Sepsis Awareness 5: Sepsis and Children
The DFW Hospital Council (DFWHC) Foundation has been coordinating the Sepsis Strike Force over the past five years. Led by Patti Taylor, the DFWHC Foundation’s director of quality and patient safety services, the group is made up of representatives from hospitals across North Texas inspired by the goal to create awareness on the dangers of sepsis in our community. Over the next six months leading to Sepsis Awareness Month in September, the Sepsis Strike Force will post blogs and informational graphics across social media to support their 2021 goal of raising community awareness.
In the U.S., more than 75,000 children develop severe sepsis each year. This works out to about 200 per day and the number is increasing by 8% every year. Almost 7,000 of these children die – this is more than those who die of pediatric cancers. Sepsis in the developing world is even more serious, causing many more deaths.
Many children who survive sepsis are left with long-term problems. More than 1 in 3 children (34%) who survive experience a change in cognitive skills still at 28 days following their discharge from the hospital. Nearly half return to the hospital at least once after surviving sepsis.
In developing countries, many more children develop sepsis and many more die.
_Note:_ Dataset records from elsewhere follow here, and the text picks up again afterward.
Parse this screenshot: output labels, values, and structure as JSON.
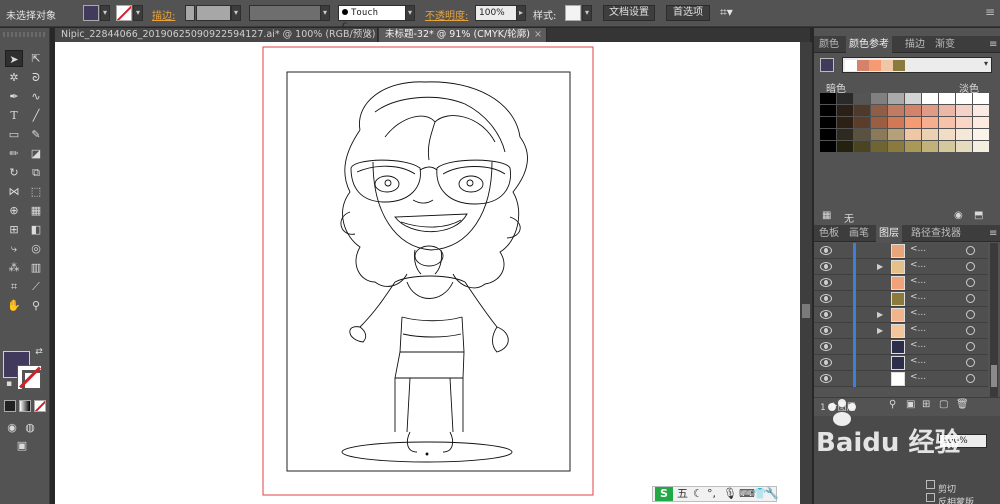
{
  "control_bar": {
    "selection_label": "未选择对象",
    "stroke_label": "描边:",
    "font_field": "Touch C...",
    "opacity_label": "不透明度:",
    "opacity_value": "100%",
    "style_label": "样式:",
    "doc_setup_button": "文档设置",
    "preferences_button": "首选项"
  },
  "tabs": [
    {
      "label": "Nipic_22844066_20190625090922594127.ai* @ 100% (RGB/预览)",
      "active": false
    },
    {
      "label": "未标题-32* @ 91% (CMYK/轮廓)",
      "active": true
    }
  ],
  "color_guide_panel": {
    "tabs": [
      "颜色",
      "颜色参考",
      "描边",
      "渐变"
    ],
    "active_tab": "颜色参考",
    "dark_label": "暗色",
    "light_label": "淡色",
    "none_label": "无",
    "harmony_colors": [
      "#ffffff",
      "#d4826a",
      "#f59a72",
      "#efc6a6",
      "#8a7a3e"
    ],
    "grid_rows": [
      [
        "#000000",
        "#2a2a2a",
        "#555555",
        "#808080",
        "#aaaaaa",
        "#d4d4d4",
        "#ffffff",
        "#ffffff",
        "#ffffff",
        "#ffffff"
      ],
      [
        "#000000",
        "#2b2016",
        "#4d3a2b",
        "#8e5e48",
        "#c17b62",
        "#d4826a",
        "#e09b86",
        "#ebb8a8",
        "#f3d2c8",
        "#faeae4"
      ],
      [
        "#000000",
        "#2d2116",
        "#5a3d2b",
        "#9c5e42",
        "#d27856",
        "#f59a72",
        "#f6ae8e",
        "#f8c2aa",
        "#fad6c6",
        "#fdebe2"
      ],
      [
        "#000000",
        "#2e2a20",
        "#5a5140",
        "#8a7a5a",
        "#b5a07a",
        "#efc6a6",
        "#ecd0b4",
        "#f1dcc6",
        "#f6e8d9",
        "#faf3ec"
      ],
      [
        "#000000",
        "#24220f",
        "#4a4420",
        "#6e6530",
        "#8a7a3e",
        "#a99958",
        "#c1b27a",
        "#d4c89d",
        "#e5dcbf",
        "#f3eedf"
      ]
    ]
  },
  "layers_panel": {
    "tabs": [
      "色板",
      "画笔",
      "图层",
      "路径查找器"
    ],
    "active_tab": "图层",
    "rows": [
      {
        "name": "<...",
        "expand": false,
        "thumb": "#e8a57a"
      },
      {
        "name": "<...",
        "expand": true,
        "thumb": "#e6c08a"
      },
      {
        "name": "<...",
        "expand": false,
        "thumb": "#f1a27a"
      },
      {
        "name": "<...",
        "expand": false,
        "thumb": "#8a7a3e"
      },
      {
        "name": "<...",
        "expand": true,
        "thumb": "#f2b48a"
      },
      {
        "name": "<...",
        "expand": true,
        "thumb": "#f3c59a"
      },
      {
        "name": "<...",
        "expand": false,
        "thumb": "#2b2d4a"
      },
      {
        "name": "<...",
        "expand": false,
        "thumb": "#2b2d4a"
      },
      {
        "name": "<...",
        "expand": false,
        "thumb": "#ffffff"
      }
    ],
    "footer": "1 个图层"
  },
  "bottom": {
    "opacity_value": "100%",
    "cut_label": "剪切",
    "clip_label": "反相蒙版"
  },
  "ime": {
    "logo": "S",
    "mode": "五"
  },
  "watermark": {
    "text": "Baidu 经验"
  },
  "colors": {
    "fill": "#423a5c",
    "artboard_border": "#e04040",
    "layer_highlight": "#3f7fd6"
  }
}
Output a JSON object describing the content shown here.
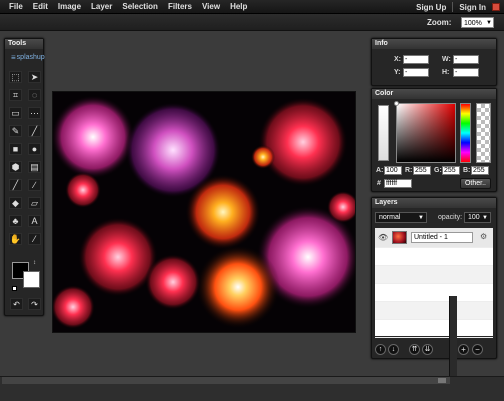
{
  "menu": {
    "items": [
      "File",
      "Edit",
      "Image",
      "Layer",
      "Selection",
      "Filters",
      "View",
      "Help"
    ],
    "signup": "Sign Up",
    "signin": "Sign In"
  },
  "zoom": {
    "label": "Zoom:",
    "value": "100%"
  },
  "tools": {
    "title": "Tools",
    "brand": "splashup",
    "items": [
      {
        "icon": "marquee-icon",
        "glyph": "⬚"
      },
      {
        "icon": "arrow-cursor-icon",
        "glyph": "➤"
      },
      {
        "icon": "crop-icon",
        "glyph": "⌗"
      },
      {
        "icon": "lasso-icon",
        "glyph": "◌"
      },
      {
        "icon": "rect-select-icon",
        "glyph": "▭"
      },
      {
        "icon": "magic-select-icon",
        "glyph": "⋯"
      },
      {
        "icon": "pencil-icon",
        "glyph": "✎"
      },
      {
        "icon": "line-icon",
        "glyph": "╱"
      },
      {
        "icon": "square-shape-icon",
        "glyph": "■"
      },
      {
        "icon": "circle-shape-icon",
        "glyph": "●"
      },
      {
        "icon": "hexagon-icon",
        "glyph": "⬢"
      },
      {
        "icon": "gradient-icon",
        "glyph": "▤"
      },
      {
        "icon": "brush-icon",
        "glyph": "╱"
      },
      {
        "icon": "smudge-icon",
        "glyph": "∕"
      },
      {
        "icon": "fill-bucket-icon",
        "glyph": "◆"
      },
      {
        "icon": "eraser-icon",
        "glyph": "▱"
      },
      {
        "icon": "stamp-icon",
        "glyph": "♣"
      },
      {
        "icon": "text-icon",
        "glyph": "A"
      },
      {
        "icon": "hand-icon",
        "glyph": "✋"
      },
      {
        "icon": "eyedropper-icon",
        "glyph": "⁄"
      }
    ]
  },
  "info": {
    "title": "Info",
    "x_label": "X:",
    "y_label": "Y:",
    "w_label": "W:",
    "h_label": "H:",
    "x_value": "-",
    "y_value": "-",
    "w_value": "-",
    "h_value": "-"
  },
  "color": {
    "title": "Color",
    "a_label": "A:",
    "a_value": "100",
    "r_label": "R:",
    "r_value": "255",
    "g_label": "G:",
    "g_value": "255",
    "b_label": "B:",
    "b_value": "255",
    "hex_label": "#",
    "hex_value": "ffffff",
    "other_button": "Other.."
  },
  "layers": {
    "title": "Layers",
    "blend_mode": "normal",
    "opacity_label": "opacity:",
    "opacity_value": "100",
    "layer_name": "Untitled - 1"
  },
  "colors": {
    "accent": "#d84c3c",
    "panel": "#262626",
    "background": "#3b3b3b"
  }
}
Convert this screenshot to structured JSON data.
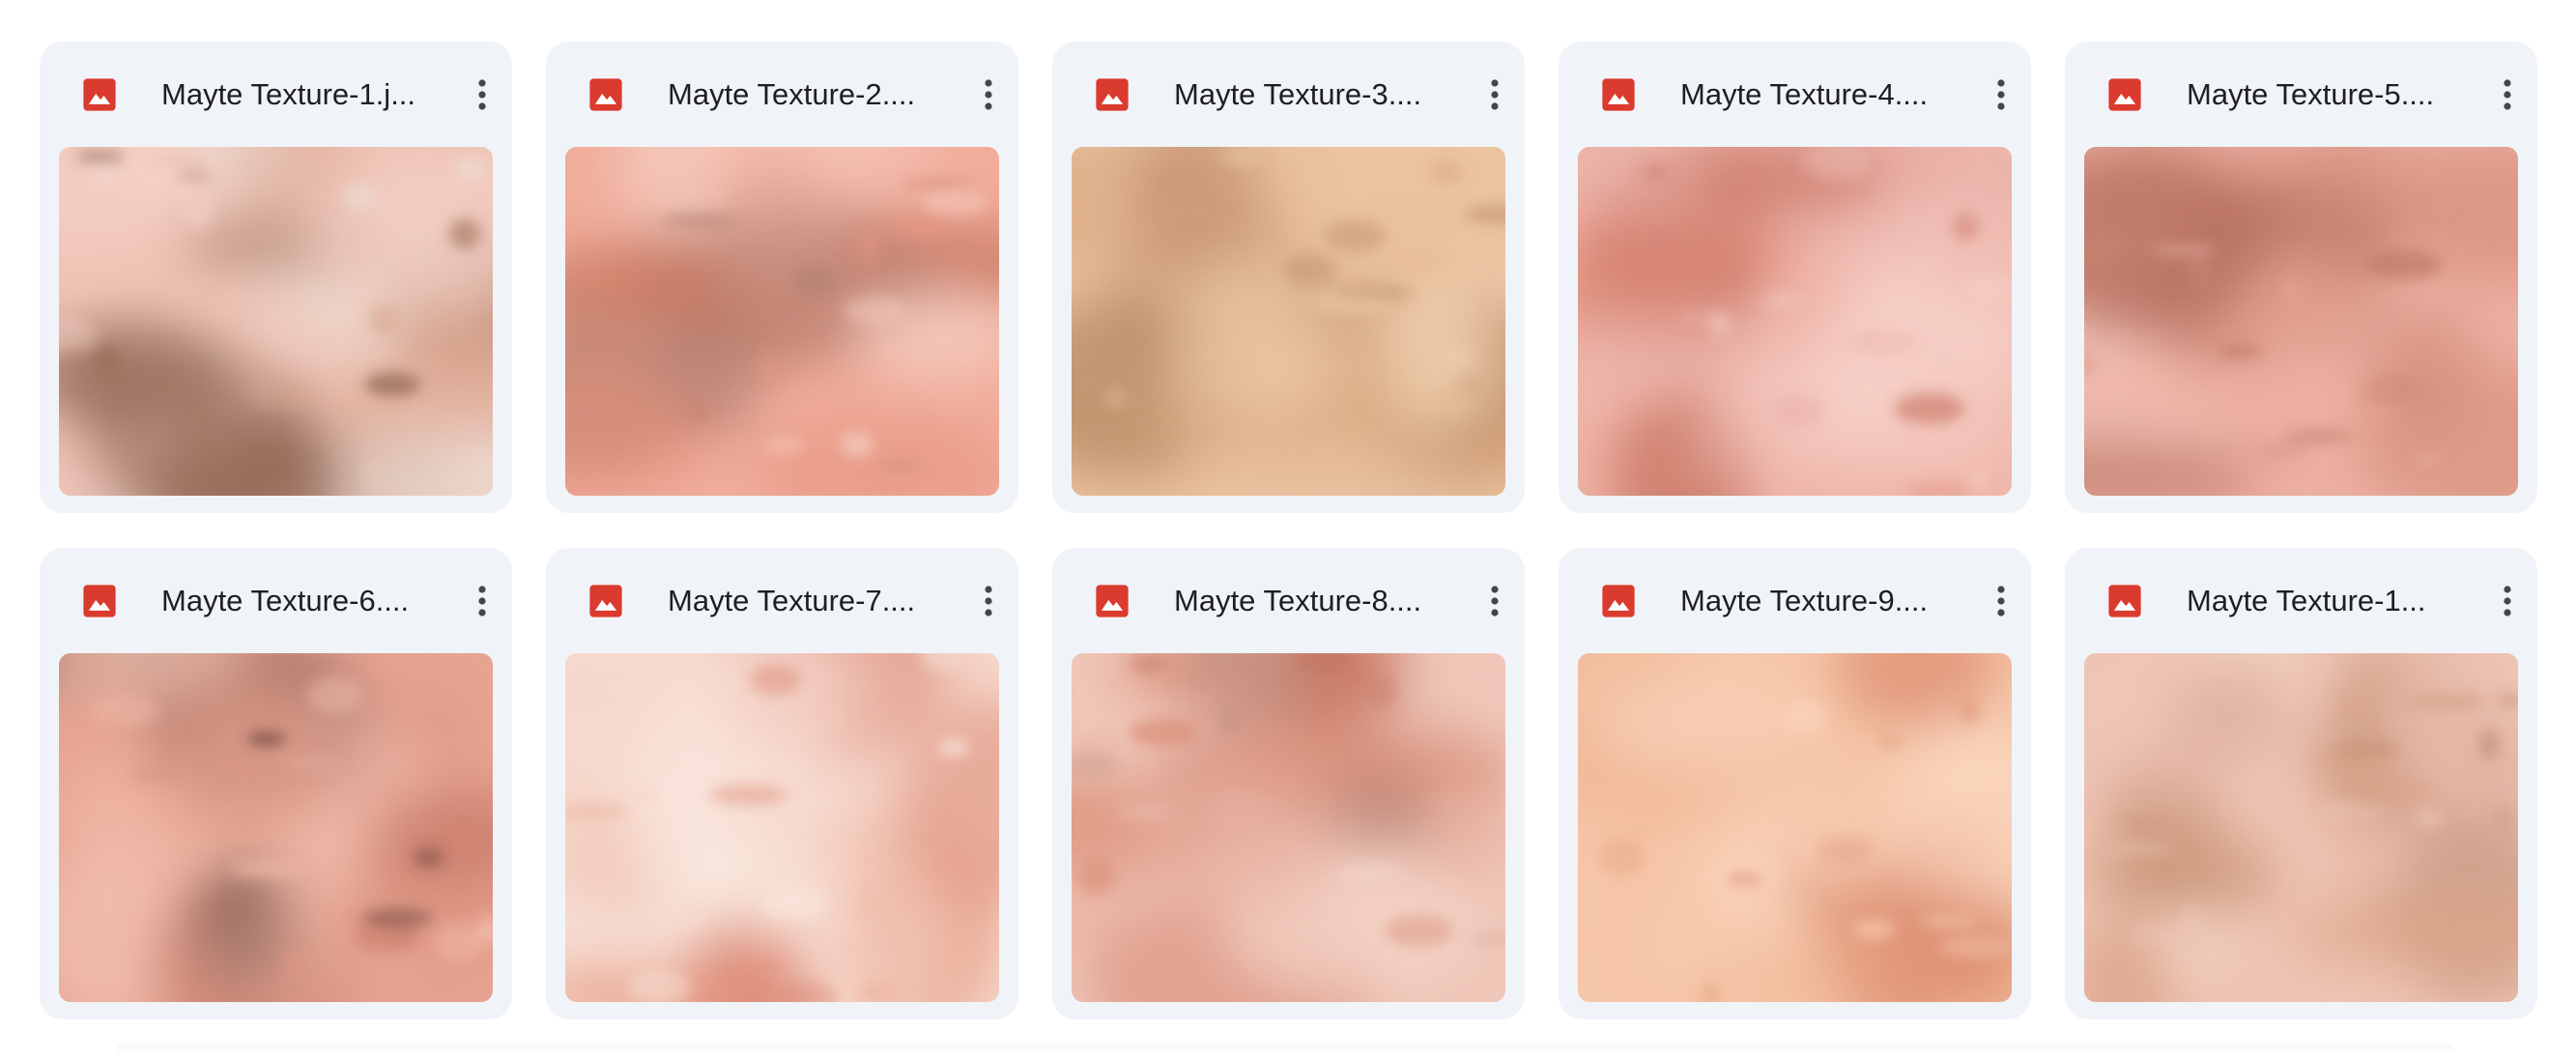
{
  "colors": {
    "card_background": "#f0f4f9",
    "file_icon": "#db3a2e",
    "text": "#1f1f1f",
    "menu_icon": "#444746"
  },
  "icons": {
    "file_type": "image-file-icon",
    "menu": "more-vert-icon"
  },
  "files": [
    {
      "name": "Mayte Texture-1.jpg",
      "display_name": "Mayte Texture-1.j...",
      "thumbnail": {
        "base": "#efc4b6",
        "tones": [
          "#f4cec2",
          "#a97a63",
          "#ece2da",
          "#d9a58f",
          "#8d6450"
        ]
      }
    },
    {
      "name": "Mayte Texture-2.jpg",
      "display_name": "Mayte Texture-2....",
      "thumbnail": {
        "base": "#f1ad9b",
        "tones": [
          "#c97b63",
          "#f7c8bb",
          "#e59580",
          "#b28275",
          "#f5d0c4"
        ]
      }
    },
    {
      "name": "Mayte Texture-3.jpg",
      "display_name": "Mayte Texture-3....",
      "thumbnail": {
        "base": "#ebc39f",
        "tones": [
          "#f2d2b2",
          "#d5a27c",
          "#b58762",
          "#e6b993",
          "#c99775"
        ]
      }
    },
    {
      "name": "Mayte Texture-4.jpg",
      "display_name": "Mayte Texture-4....",
      "thumbnail": {
        "base": "#f0b5a9",
        "tones": [
          "#f7d5cd",
          "#d98671",
          "#eab3ab",
          "#c56e5a",
          "#f4c9bf"
        ]
      }
    },
    {
      "name": "Mayte Texture-5.jpg",
      "display_name": "Mayte Texture-5....",
      "thumbnail": {
        "base": "#edb0a1",
        "tones": [
          "#d5907e",
          "#f5c8bd",
          "#c98472",
          "#e7a696",
          "#b7705f"
        ]
      }
    },
    {
      "name": "Mayte Texture-6.jpg",
      "display_name": "Mayte Texture-6....",
      "thumbnail": {
        "base": "#e7a492",
        "tones": [
          "#f3c2b2",
          "#c97d6b",
          "#dd9580",
          "#5a3a34",
          "#f0b8a6"
        ]
      }
    },
    {
      "name": "Mayte Texture-7.jpg",
      "display_name": "Mayte Texture-7....",
      "thumbnail": {
        "base": "#f6d8cc",
        "tones": [
          "#fae8e0",
          "#efbfae",
          "#e69b82",
          "#f7dbd0",
          "#d9826c"
        ]
      }
    },
    {
      "name": "Mayte Texture-8.jpg",
      "display_name": "Mayte Texture-8....",
      "thumbnail": {
        "base": "#efc6b8",
        "tones": [
          "#d98a72",
          "#f4d6ca",
          "#c2705a",
          "#e9b3a3",
          "#b98d80"
        ]
      }
    },
    {
      "name": "Mayte Texture-9.jpg",
      "display_name": "Mayte Texture-9....",
      "thumbnail": {
        "base": "#f6c6a8",
        "tones": [
          "#fad6bf",
          "#efb594",
          "#e2987a",
          "#f7cdb2",
          "#d9886b"
        ]
      }
    },
    {
      "name": "Mayte Texture-10.jpg",
      "display_name": "Mayte Texture-1...",
      "thumbnail": {
        "base": "#eec4b3",
        "tones": [
          "#c99477",
          "#f4d8c7",
          "#dba488",
          "#b8856c",
          "#f0c6ba"
        ]
      }
    }
  ]
}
Sepsis can occur from infections that occur as a result of unsanitary conditions at birth, maternal infections that are passed on to the newborns, or preventable infections that may be more prevalent in countries with limited vaccinations and medical care.
As with an adult, a child can develop sepsis as the result of any type of infection.
Here are some more facts and statistics about sepsis and children:
• As many as 8% of pediatric sepsis cases may be missed during emergency department visits.
• The cost of hospitalizing children for sepsis increased almost 25% between 2005 and 2016, after adjusting for inflation.
• The average length of stay for sepsis patients is 31.5 days, which is nearly 8 times longer than the average stay for other childhood conditions.
• Preterm infants who are Black are more than twice as likely to develop sepsis and are more likely to die than non-black infants.
• Children with severe sepsis or septic shock who are Black or Hispanic are more likely to die than non-Hispanic white children.
If you suspect sepsis, call 9-1-1 or go to a hospital and tell your medical professional, “I AM CONCERNED ABOUT SEPSIS.”